Your Reinforcement Learning Ally.
A framework based on tensorflow, RAY and gym to handle reinforcement learning tasks.
This framework was originally build for the block course "Deep Reinforcement Learning" at the University of Osnabrück. In the block course students are asked to implement deep RL algorithms with the help of the framework. Sample solutions will be published once the course is done.
This framework is still under construction and can yet be optimized. If you run into errors or see ways to make something more efficient, please feel free to raise an issue or contact me dircetly (Charlie Lange, [email protected]) and help make this framework better for everyone!

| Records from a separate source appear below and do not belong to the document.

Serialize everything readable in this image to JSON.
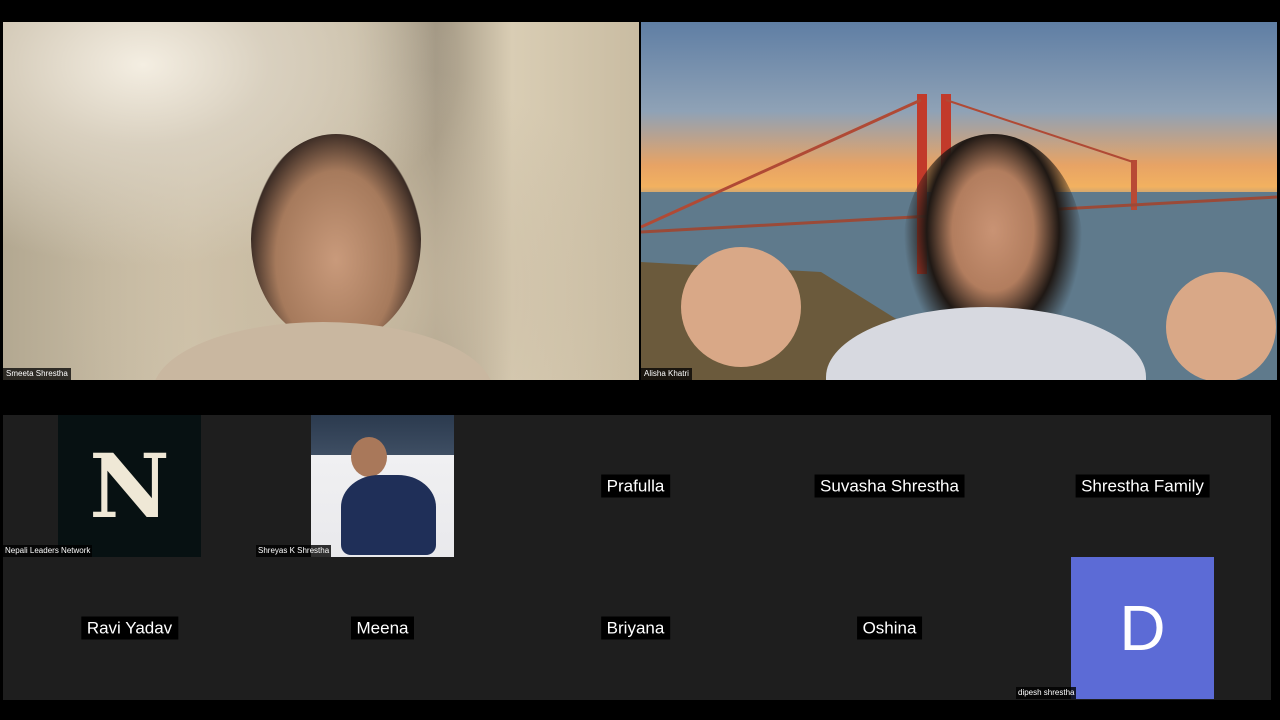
{
  "speakers": [
    {
      "name": "Smeeta Shrestha"
    },
    {
      "name": "Alisha Khatri"
    }
  ],
  "gallery": {
    "row1": [
      {
        "name": "Nepali Leaders Network",
        "avatar": "N"
      },
      {
        "name": "Shreyas K Shrestha"
      },
      {
        "name": "Prafulla"
      },
      {
        "name": "Suvasha Shrestha"
      },
      {
        "name": "Shrestha Family"
      }
    ],
    "row2": [
      {
        "name": "Ravi Yadav"
      },
      {
        "name": "Meena"
      },
      {
        "name": "Briyana"
      },
      {
        "name": "Oshina"
      },
      {
        "name": "dipesh shrestha",
        "avatar": "D"
      }
    ]
  },
  "colors": {
    "avatar_d": "#5c6bd6",
    "avatar_n": "#071112"
  }
}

At best create a conda environment with the given environment.yml file / refer to the file for version specifications (important are: ray, gym, tensorflow, numpy, matplotlib, scipy, opencv).
Additionall install the really and gridworld package as following:
(ReAlly) yourname@device:~/your_path_to_really/ReAllY$ cd really
(ReAlly) yourname@device:~/your_path_to_really/ReAllY/really$ pip install -e .

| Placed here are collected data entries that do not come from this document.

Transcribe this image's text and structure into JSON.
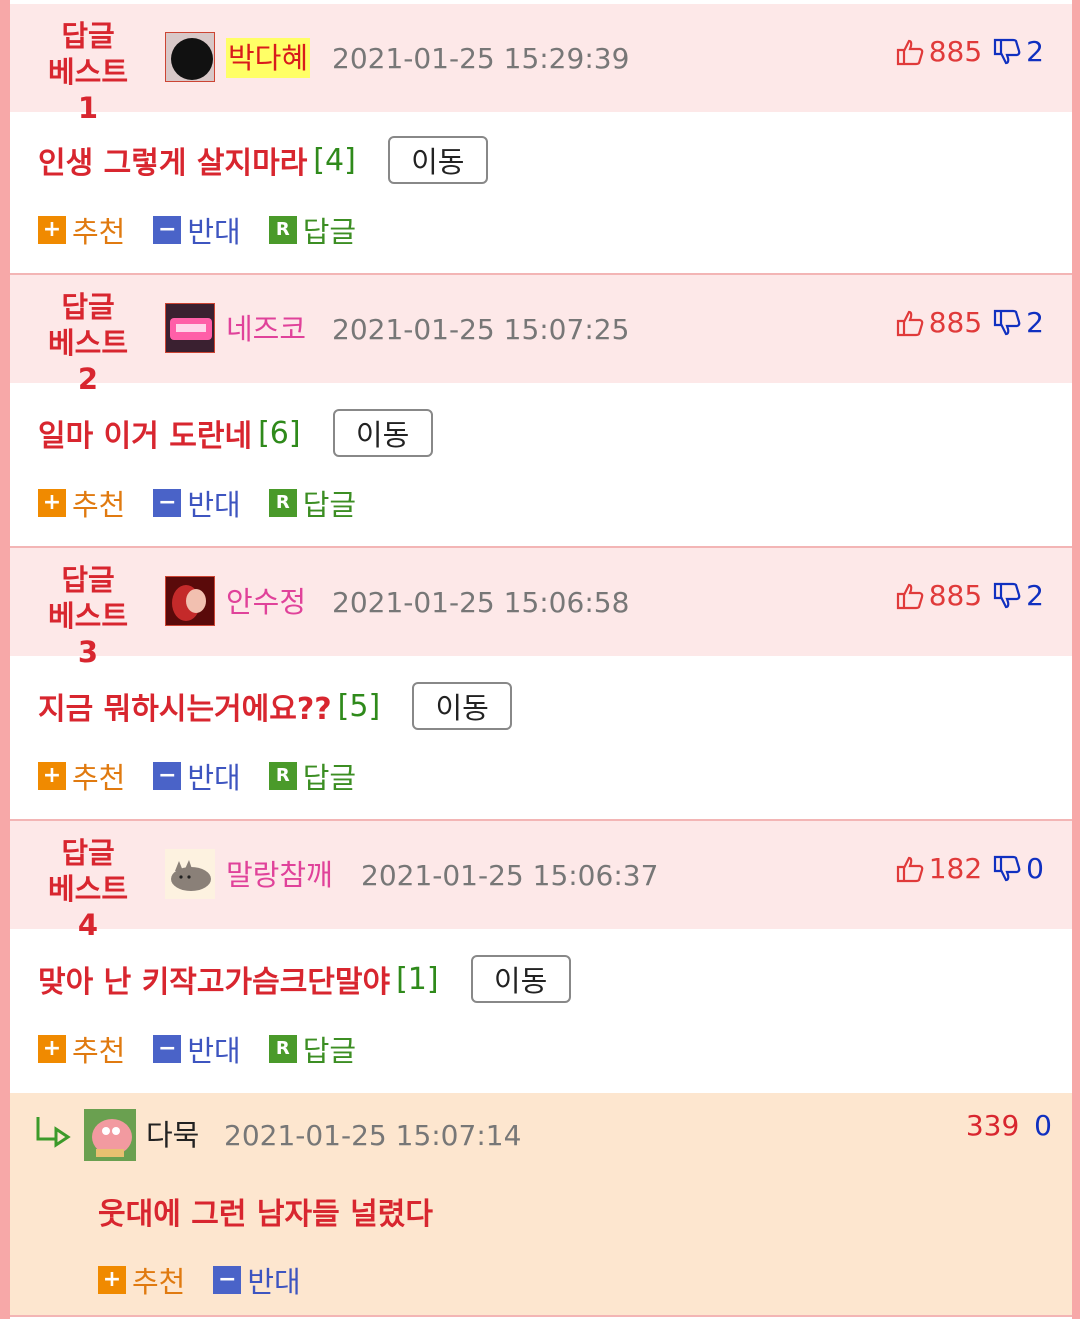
{
  "colors": {
    "header_bg": "#fde8e8",
    "badge_red": "#d8262f",
    "nick_pink": "#e0429a",
    "sub_bg": "#fde6cf"
  },
  "labels": {
    "recommend": "추천",
    "oppose": "반대",
    "reply": "답글",
    "move": "이동"
  },
  "posts": [
    {
      "badge_line1": "답글",
      "badge_line2": "베스트1",
      "nick": "박다혜",
      "date": "2021-01-25 15:29:39",
      "up": "885",
      "down": "2",
      "title": "인생 그렇게 살지마라",
      "count": "[4]",
      "avatar_icon": "dark-avatar-icon"
    },
    {
      "badge_line1": "답글",
      "badge_line2": "베스트2",
      "nick": "네즈코",
      "date": "2021-01-25 15:07:25",
      "up": "885",
      "down": "2",
      "title": "일마 이거 도란네",
      "count": "[6]",
      "avatar_icon": "pink-avatar-icon"
    },
    {
      "badge_line1": "답글",
      "badge_line2": "베스트3",
      "nick": "안수정",
      "date": "2021-01-25 15:06:58",
      "up": "885",
      "down": "2",
      "title": "지금 뭐하시는거에요??",
      "count": "[5]",
      "avatar_icon": "red-avatar-icon"
    },
    {
      "badge_line1": "답글",
      "badge_line2": "베스트4",
      "nick": "말랑참깨",
      "date": "2021-01-25 15:06:37",
      "up": "182",
      "down": "0",
      "title": "맞아 난 키작고가슴크단말야",
      "count": "[1]",
      "avatar_icon": "cat-avatar-icon"
    }
  ],
  "subcomment": {
    "nick": "다묵",
    "date": "2021-01-25 15:07:14",
    "up": "339",
    "down": "0",
    "text": "웃대에 그런 남자들 널렸다",
    "avatar_icon": "cartoon-avatar-icon"
  }
}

(ReAlly) yourname@device:~/your_path_to_really/ReAllY$ cd gridworlds
(ReAlly) yourname@device:~/your_path_to_really/ReAllY/gridworlds$ pip install -e .
The sample manager manages collecting experience using remote runners. Therfore it has to be initialized with the specifications for the environment and the model used, how the agent should behave and what data needs to be collected.
Using the sample manager, a buffer can be initialized in which the data the sample manager collects via its remote runners can be stored and from which the user can sample data.
Using the sample manager, an evaluation aggregator can be initialized where the training progress from the main process can be stored. This aggregator already computes smooth averages and handles plotting.
The model needs to output a dictionary with either the keys 'q_values' (and optional 'v_estimate') or in case of policy optimization 'policy' or mu' and 'sigma' if it is a continous model.
- ray needs to be initialized before the sample manager is used (ray.init(log_to_driver=False) to suppress logs)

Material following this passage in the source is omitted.